1. A liquid crystal display device comprising:

a plurality of gate lines extending in a row direction;

a plurality of source lines extending in a column direction; and

a plurality of pixels which is electrically connected to the plurality of gate lines and the plurality of source lines and is provided in a matrix,

wherein the plurality of pixels comprises: a transistor which is electrically connected to a first gate line and a first source line and includes an oxide semiconductor; and a pixel electrode electrically connected to the transistor,

wherein polarities of video signals input to the first source line are different from polarities of video signals input to the second source line which is provided to be adjacent to the first source line with the pixel electrode positioned therebetween, and

wherein a difference between a capacitance value of capacitance formed between the pixel electrode and the first source line and a capacitance value of capacitance formed between the pixel electrode and the second source line is greater than or equal to −10% and smaller than or equal to 10%.

2. The liquid crystal display device according to claim 1, wherein the pixel electrode has a planar shape which is almost symmetrical about a bisector of the first source line and the second source line.

3. The liquid crystal display device according to claim 1, wherein the distance between a first wiring and an end portion of the pixel electrode on the first wiring side is approximately the same as that between a second wiring and an end portion of the pixel electrode on the second wiring side.

4. The liquid crystal display device according to claim 1,

wherein a plurality of capacitor lines is provided in a same layer as the plurality of gate lines, and

wherein in each of the pixels, a capacitance value of the capacitor including one of the capacitor lines is smaller than or equal to 30 fF.

5. The liquid crystal display device according to claim 1, wherein 300 or more of the gate lines and 300 or more of the source lines are provided in each inch.

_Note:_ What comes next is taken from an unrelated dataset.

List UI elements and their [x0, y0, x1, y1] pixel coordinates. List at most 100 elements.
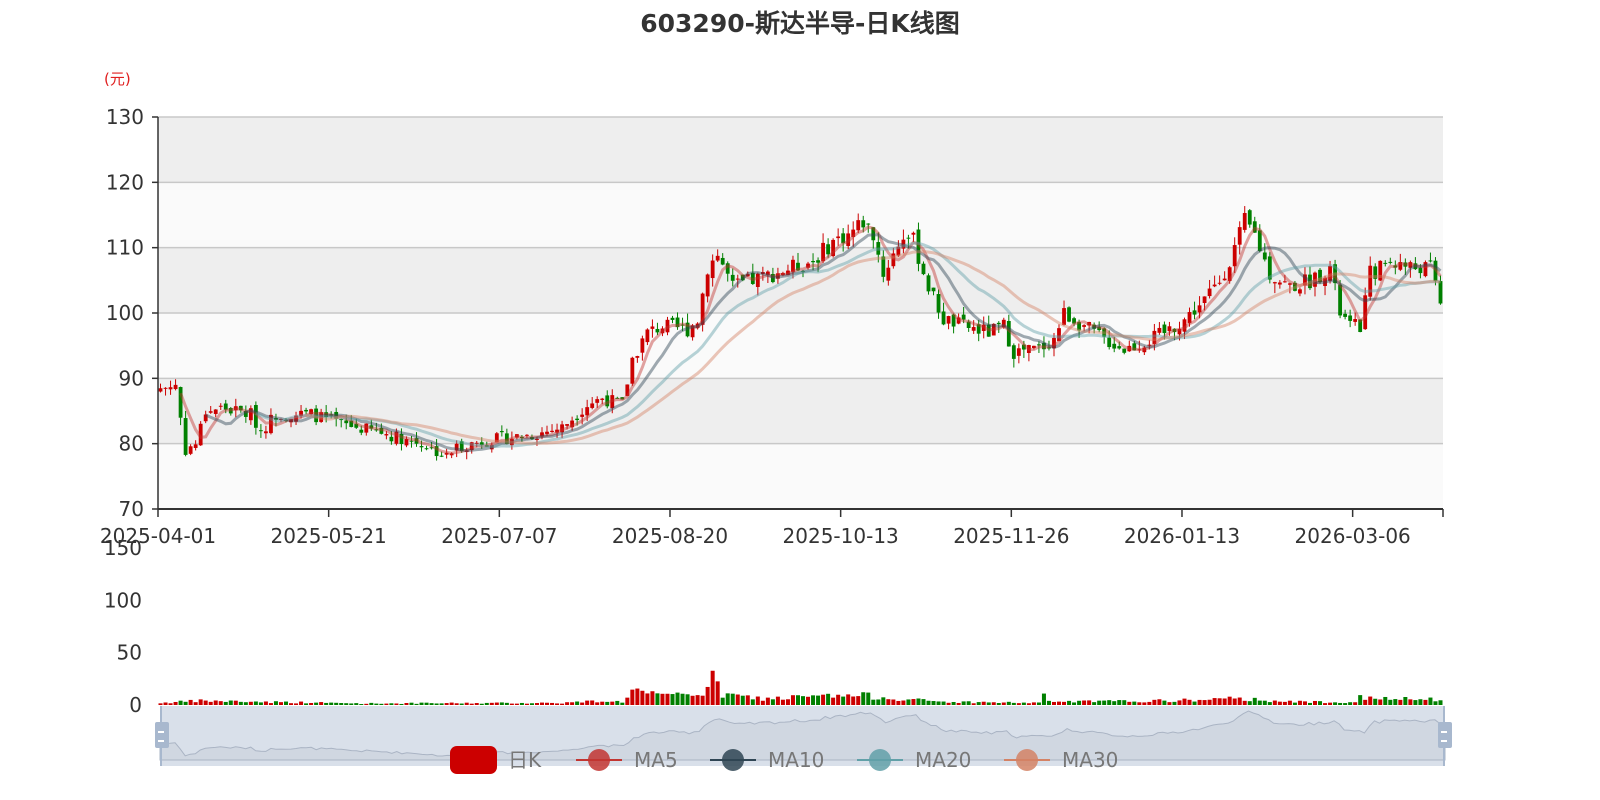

6. The liquid crystal display device according to claim 1, wherein the oxide semiconductor has a wider band gap and a lower intrinsic carrier density than silicon.

7. A liquid crystal display device comprising:

a plurality of gate lines extending in a row direction;

a plurality of source lines having an S-shaped curve; and

a plurality of pixels which is electrically connected to the plurality of gate lines and the plurality of source lines and is provided in a matrix,

wherein the plurality of pixels comprises: a transistor which is electrically connected to a first gate line and a first source line and includes an oxide semiconductor; and a pixel electrode electrically connected to the transistor,

wherein a channel length direction of the transistor are provided parallel to the low direction,

wherein a difference between a capacitance value of capacitance formed between the pixel electrode and the first source line and a capacitance value of capacitance formed between the pixel electrode and the second source line is greater than or equal to −10% and smaller than or equal to 10%.

8. The liquid crystal display device according to claim 7, wherein the pixel electrode has a planar shape which is almost symmetrical about a bisector of the first source line and the second source line.

9. The liquid crystal display device according to claim 7, wherein the distance between a first wiring and an end portion of the pixel electrode on the first wiring side is approximately the same as that between a second wiring and an end portion of the pixel electrode on the second wiring side.

10. The liquid crystal display device according to claim 7,

wherein a plurality of capacitor lines is provided in a same layer as the plurality of gate lines, and

wherein in each of the pixels, a capacitance value of the capacitor including one of the capacitor lines is smaller than or equal to 30 fF.

11. The liquid crystal display device according to claim 7, wherein 300 or more of the gate lines and 300 or more of the source lines are provided in each inch.

12. The liquid crystal display device according to claim 7, wherein the oxide semiconductor has a wider band gap and a lower intrinsic carrier density than silicon.